IV. Physical Institute-Solids and Nanostructures, University of Göttingen, Göttingen, Germany.
Department of Electrical Engineering, University of California, Los Angeles, CA, USA.
Science. 2017 Apr 7;356(6333):50-54. doi: 10.1126/science.aal5326.

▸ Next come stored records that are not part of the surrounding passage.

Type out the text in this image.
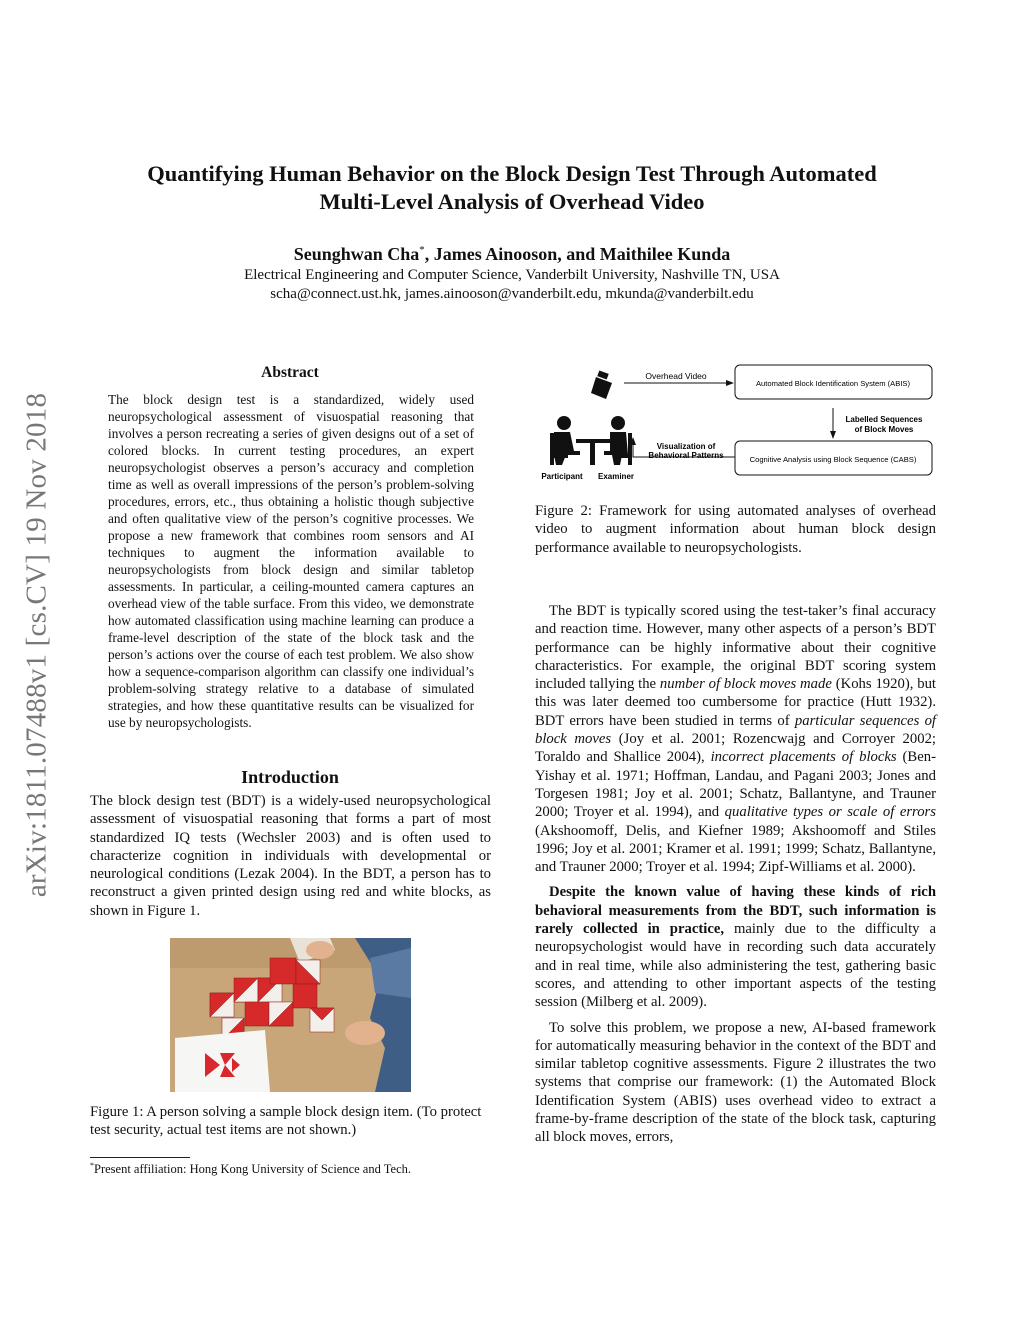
arXiv:1811.07488v1 [cs.CV] 19 Nov 2018
Quantifying Human Behavior on the Block Design Test Through Automated
Multi-Level Analysis of Overhead Video
Seunghwan Cha*, James Ainooson, and Maithilee Kunda
Electrical Engineering and Computer Science, Vanderbilt University, Nashville TN, USA
scha@connect.ust.hk, james.ainooson@vanderbilt.edu, mkunda@vanderbilt.edu
Abstract
The block design test is a standardized, widely used neuropsychological assessment of visuospatial reasoning that involves a person recreating a series of given designs out of a set of colored blocks. In current testing procedures, an expert neuropsychologist observes a person’s accuracy and completion time as well as overall impressions of the person’s problem-solving procedures, errors, etc., thus obtaining a holistic though subjective and often qualitative view of the person’s cognitive processes. We propose a new framework that combines room sensors and AI techniques to augment the information available to neuropsychologists from block design and similar tabletop assessments. In particular, a ceiling-mounted camera captures an overhead view of the table surface. From this video, we demonstrate how automated classification using machine learning can produce a frame-level description of the state of the block task and the person’s actions over the course of each test problem. We also show how a sequence-comparison algorithm can classify one individual’s problem-solving strategy relative to a database of simulated strategies, and how these quantitative results can be visualized for use by neuropsychologists.
Introduction
The block design test (BDT) is a widely-used neuropsychological assessment of visuospatial reasoning that forms a part of most standardized IQ tests (Wechsler 2003) and is often used to characterize cognition in individuals with developmental or neurological conditions (Lezak 2004). In the BDT, a person has to reconstruct a given printed design using red and white blocks, as shown in Figure 1.
Figure 1: A person solving a sample block design item. (To protect test security, actual test items are not shown.)
*Present affiliation: Hong Kong University of Science and Tech.
Overhead Video
Automated Block Identification System (ABIS)
Labelled Sequences
of Block Moves
Cognitive Analysis using Block Sequence (CABS)
Visualization of
Behavioral Patterns
Participant Examiner
Figure 2: Framework for using automated analyses of overhead video to augment information about human block design performance available to neuropsychologists.

The BDT is typically scored using the test-taker’s final accuracy and reaction time. However, many other aspects of a person’s BDT performance can be highly informative about their cognitive characteristics. For example, the original BDT scoring system included tallying the number of block moves made (Kohs 1920), but this was later deemed too cumbersome for practice (Hutt 1932). BDT errors have been studied in terms of particular sequences of block moves (Joy et al. 2001; Rozencwajg and Corroyer 2002; Toraldo and Shallice 2004), incorrect placements of blocks (Ben-Yishay et al. 1971; Hoffman, Landau, and Pagani 2003; Jones and Torgesen 1981; Joy et al. 2001; Schatz, Ballantyne, and Trauner 2000; Troyer et al. 1994), and qualitative types or scale of errors (Akshoomoff, Delis, and Kiefner 1989; Akshoomoff and Stiles 1996; Joy et al. 2001; Kramer et al. 1991; 1999; Schatz, Ballantyne, and Trauner 2000; Troyer et al. 1994; Zipf-Williams et al. 2000).

Despite the known value of having these kinds of rich behavioral measurements from the BDT, such information is rarely collected in practice, mainly due to the difficulty a neuropsychologist would have in recording such data accurately and in real time, while also administering the test, gathering basic scores, and attending to other important aspects of the testing session (Milberg et al. 2009).

To solve this problem, we propose a new, AI-based framework for automatically measuring behavior in the context of the BDT and similar tabletop cognitive assessments. Figure 2 illustrates the two systems that comprise our framework: (1) the Automated Block Identification System (ABIS) uses overhead video to extract a frame-by-frame description of the state of the block task, capturing all block moves, errors,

Solitons, particle-like excitations ubiquitous in many fields of physics, have been shown to exhibit bound states akin to molecules. The formation of such temporal soliton bound states and their internal dynamics have escaped direct experimental observation. By means of an emerging time-stretch technique, we resolve the evolution of femtosecond soliton molecules in the cavity of a few-cycle mode-locked laser. We track two- and three-soliton bound states over hundreds of thousands of consecutive cavity roundtrips, identifying fixed points and periodic and aperiodic molecular orbits. A class of trajectories acquires a path-dependent geometrical phase, implying that its dynamics may be topologically protected. These findings highlight the importance of real-time detection in resolving interactions in complex nonlinear systems, including the dynamics of soliton bound states, breathers, and rogue waves.
孤子,这种在物理学许多领域普遍存在的类粒子激发,已被证明具有类似于分子的束缚态。这种时间孤子束缚态的形成及其内部动力学一直无法通过直接实验观察到。通过新兴的时间拉伸技术,我们解决了在几周期锁模激光腔中的飞秒孤子分子的演化。我们在数十万次连续腔循环中跟踪双孤子和三孤子束缚态,确定了固定点和周期性和非周期性分子轨道。一类轨迹获得了与路径相关的几何相位,这意味着其动力学可能受到拓扑保护。这些发现强调了实时检测在解决复杂非线性系统中相互作用的重要性,包括孤子束缚态、呼吸子和不规则波的动力学。